La main moite de Cyrill agrippa la mienne et la pressa fort dans le noir. Nous ne bougions pas d'un pouce et osions à peine respirer, conscients du danger mortel qui rôdait à proximité. Nous étions défavorisés par rapport au ténèbris, qui évoluait sur son terrain. Son acuité supplantait nos sens humains. Si nous esquissions le moindre geste pour tenter de nous enfuir, il nous attaquerait... et de toute manière, nous étions aussi impuissants qu'aveugles dans ce bain d'ombres.

Un courant d'air glacial dressa le fin duvet sur mes avant-bras. Je compris que la créature se déplaçait en flottant, attirée par le fumet de l'angoisse que mon garde et moi exsudions à notre insu. Je serrais toujours mon couteau ridicule entre mes doigts tremblants, même s'il me semblait peser une tonne.

— Danaé ? appela une voix féminine claire et familière à proximité.

Celle de... ma sœur ?

Je me raidis de tout mon corps, le cœur cannibalisé par l'inquiétude. Impossible, Lara ne pouvait pas être là ! Elle ne sortait quasiment jamais du palais, contrairement à moi. Je comprimais la main de Cyrill, dans l'espoir qu'il me fasse signe qu'il avait entendu l'autre princesse du royaume, mais il se contenta de caresser mon poignet avec son pouce dans une tentative de réconfort qui m'incitait à ne pas perdre mon sang-froid malgré notre situation critique. Tel que je le connaissais, il cherchait une solution, une échappatoire à travers les souvenirs de sa formation de Paladin Royal. Mais pendant ce temps-là, la créature errait dans les ténèbres denses aux alentours... Qu'attendait-elle pour nous tomber dessus ? Elle devait pourtant percevoir nos respirations, nos signes vitaux...

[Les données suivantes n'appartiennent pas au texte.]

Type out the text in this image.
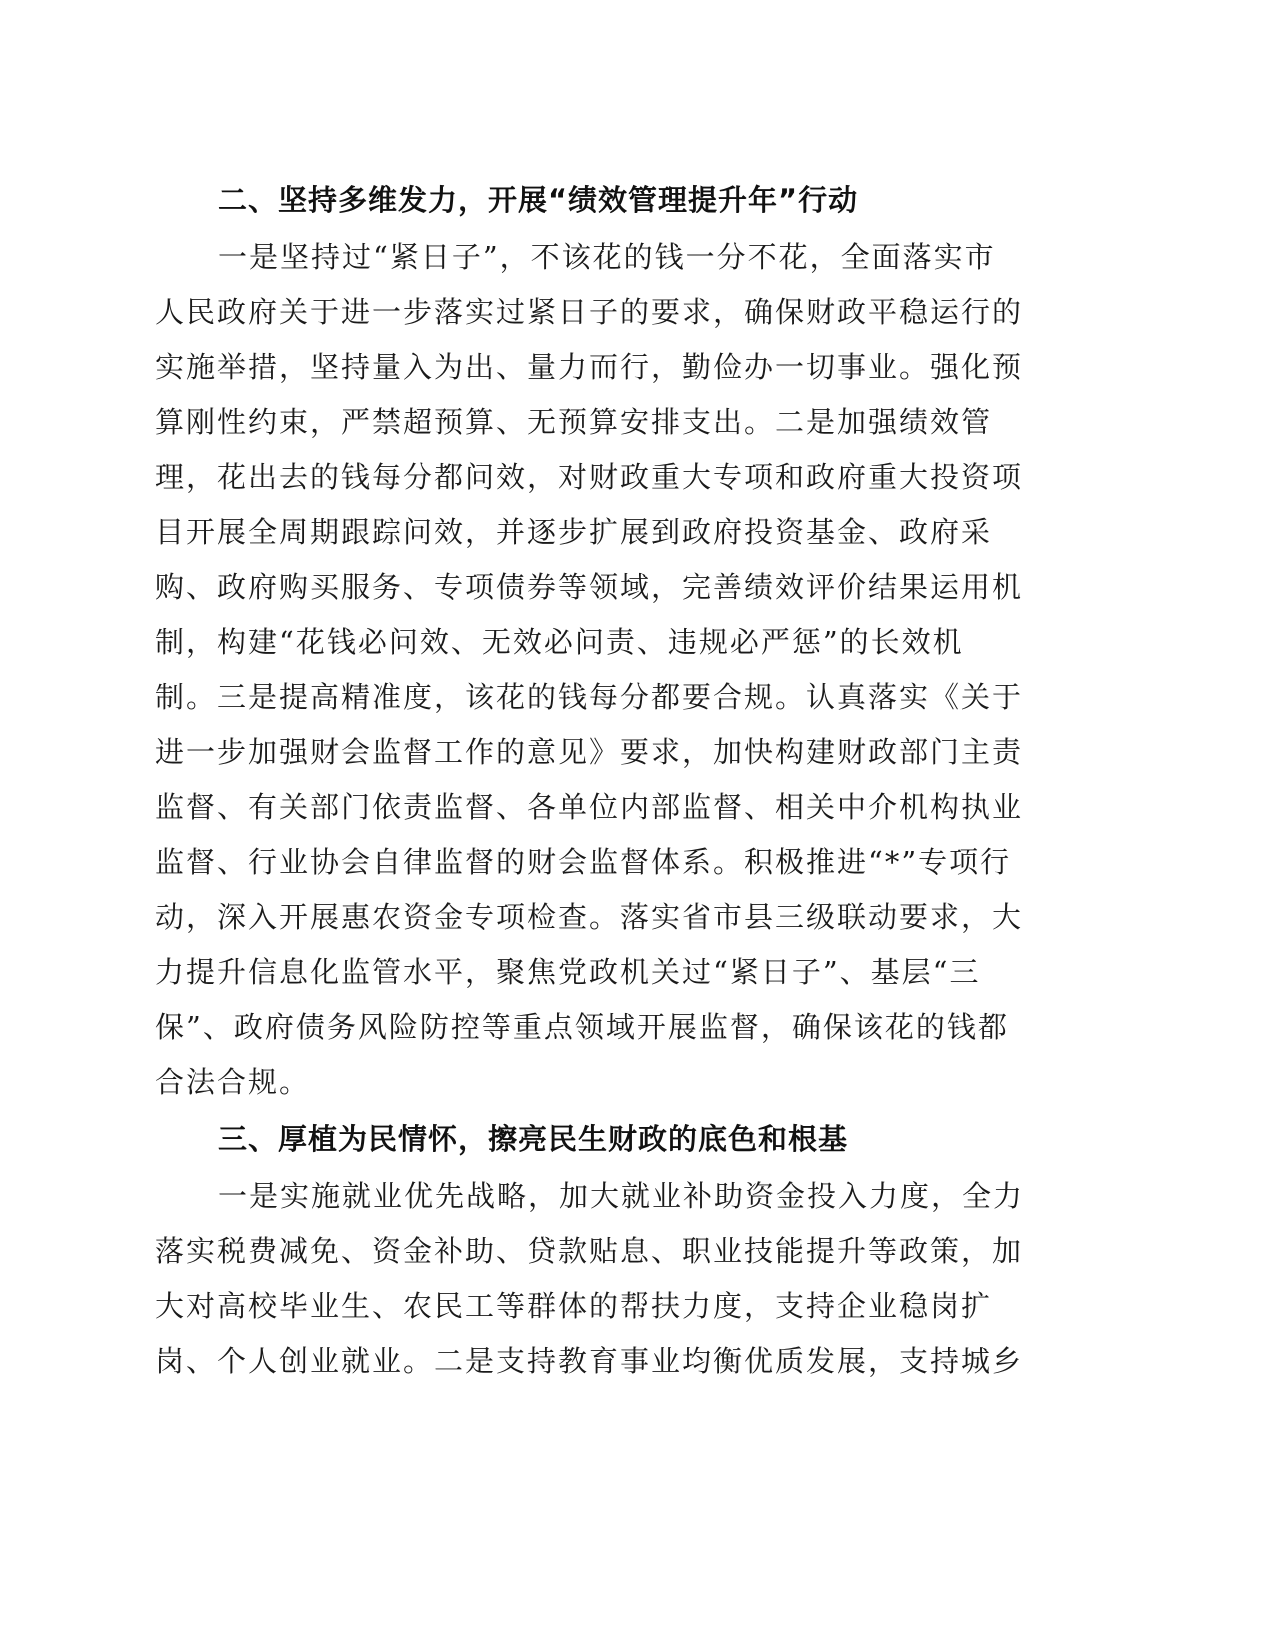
二、坚持多维发力，开展“绩效管理提升年”行动
一是坚持过“紧日子”，不该花的钱一分不花，全面落实市
人民政府关于进一步落实过紧日子的要求，确保财政平稳运行的
实施举措，坚持量入为出、量力而行，勤俭办一切事业。强化预
算刚性约束，严禁超预算、无预算安排支出。二是加强绩效管
理，花出去的钱每分都问效，对财政重大专项和政府重大投资项
目开展全周期跟踪问效，并逐步扩展到政府投资基金、政府采
购、政府购买服务、专项债券等领域，完善绩效评价结果运用机
制，构建“花钱必问效、无效必问责、违规必严惩”的长效机
制。三是提高精准度，该花的钱每分都要合规。认真落实《关于
进一步加强财会监督工作的意见》要求，加快构建财政部门主责
监督、有关部门依责监督、各单位内部监督、相关中介机构执业
监督、行业协会自律监督的财会监督体系。积极推进“*”专项行
动，深入开展惠农资金专项检查。落实省市县三级联动要求，大
力提升信息化监管水平，聚焦党政机关过“紧日子”、基层“三
保”、政府债务风险防控等重点领域开展监督，确保该花的钱都
合法合规。
三、厚植为民情怀，擦亮民生财政的底色和根基
一是实施就业优先战略，加大就业补助资金投入力度，全力
落实税费减免、资金补助、贷款贴息、职业技能提升等政策，加
大对高校毕业生、农民工等群体的帮扶力度，支持企业稳岗扩
岗、个人创业就业。二是支持教育事业均衡优质发展，支持城乡
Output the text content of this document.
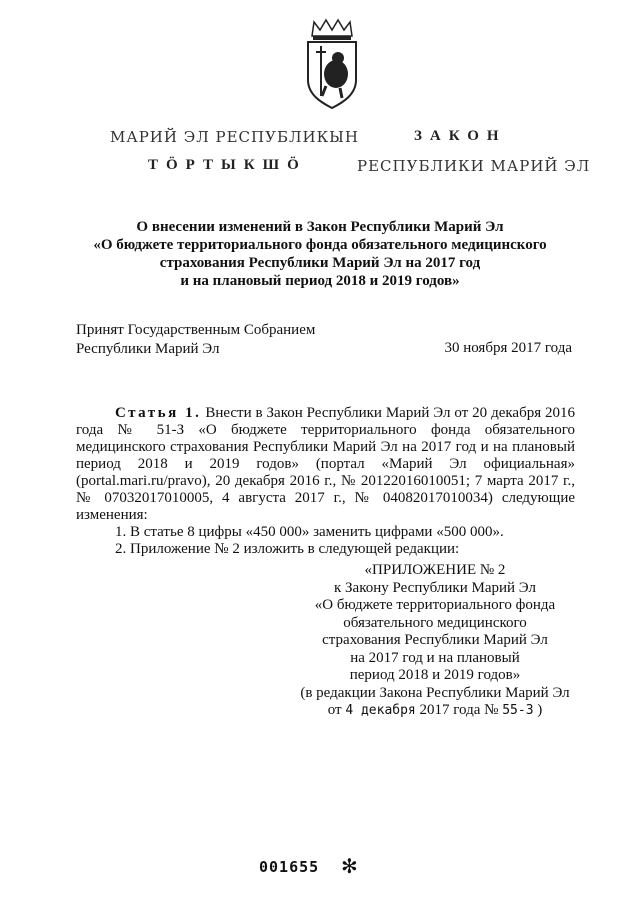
МАРИЙ ЭЛ РЕСПУБЛИКЫН
ТӦРТЫКШӦ
ЗАКОН
РЕСПУБЛИКИ МАРИЙ ЭЛ
О внесении изменений в Закон Республики Марий Эл
«О бюджете территориального фонда обязательного медицинского
страхования Республики Марий Эл на 2017 год
и на плановый период 2018 и 2019 годов»
Принят Государственным Собранием
Республики Марий Эл	30 ноября 2017 года

Статья 1. Внести в Закон Республики Марий Эл от 20 декабря 2016 года № 51-З «О бюджете территориального фонда обязательного медицинского страхования Республики Марий Эл на 2017 год и на плановый период 2018 и 2019 годов» (портал «Марий Эл официальная» (portal.mari.ru/pravo), 20 декабря 2016 г., № 20122016010051; 7 марта 2017 г., № 07032017010005, 4 августа 2017 г., № 04082017010034) следующие изменения:

1. В статье 8 цифры «450 000» заменить цифрами «500 000».

2. Приложение № 2 изложить в следующей редакции:

«ПРИЛОЖЕНИЕ № 2
к Закону Республики Марий Эл
«О бюджете территориального фонда
обязательного медицинского
страхования Республики Марий Эл
на 2017 год и на плановый
период 2018 и 2019 годов»
(в редакции Закона Республики Марий Эл
от 4 декабря 2017 года № 55-З )
001655 ✻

— Danaé, petite sœur, souffla doucement Lara. Où es-tu ? Rentrons à la maison ensemble. Je ne veux pas que père te dispute encore. Je n'aime pas cet endroit. Il empeste la mort...

Elle jongle avec mes nerfs, réalisai-je en me mordant la langue pour ne pas lui répondre.

Ce devait être l'une des multiples caractéristiques magiques des ténèbris. Ils imitaient les proches de leurs proies pour les duper et amplifier leur terreur, dont ils se nourrissaient. Voilà comment ils exploitaient les points faibles de leurs victimes avant de les achever... Et les ténèbres renforçaient leur pouvoir, à l'instar de bien des membres de la cour du Royaume Obscur, dont leur dieu.

— Père, c'est... c'est vraiment toi ? balbutia nerveusement le Paladin près de moi.

Je lui donnai un coup de coude dans les côtes pour l'exhorter au silence et le ramener à la raison. Lui aussi subissait l'influence délétère du Polytre.

Nouveau courant d'air. Cyrill bondit en arrière avec un cri étranglé, m'entraînant avec lui. L'entité sournoise l'avait effleuré pour lui mettre la pression. Je trébuchai sur une stalagmite et me raccrochai in extremis au cône de pierre pour ne pas m'écrouler, mais ma main quitta celle de mon garde dans ce mouvement. Mon couteau tomba à terre. L'absence de son m'indiqua qu'il avait atterri sur une parcelle de mousse. Je tâtonnai dans le vide, en quête du corps du soldat. Mes doigts se refermèrent sur un... tissu... doux... de la soie ? Mais l'officier n'en portait pas... Il n'arborait que sa cotte de mailles et son tabard, aucune cape...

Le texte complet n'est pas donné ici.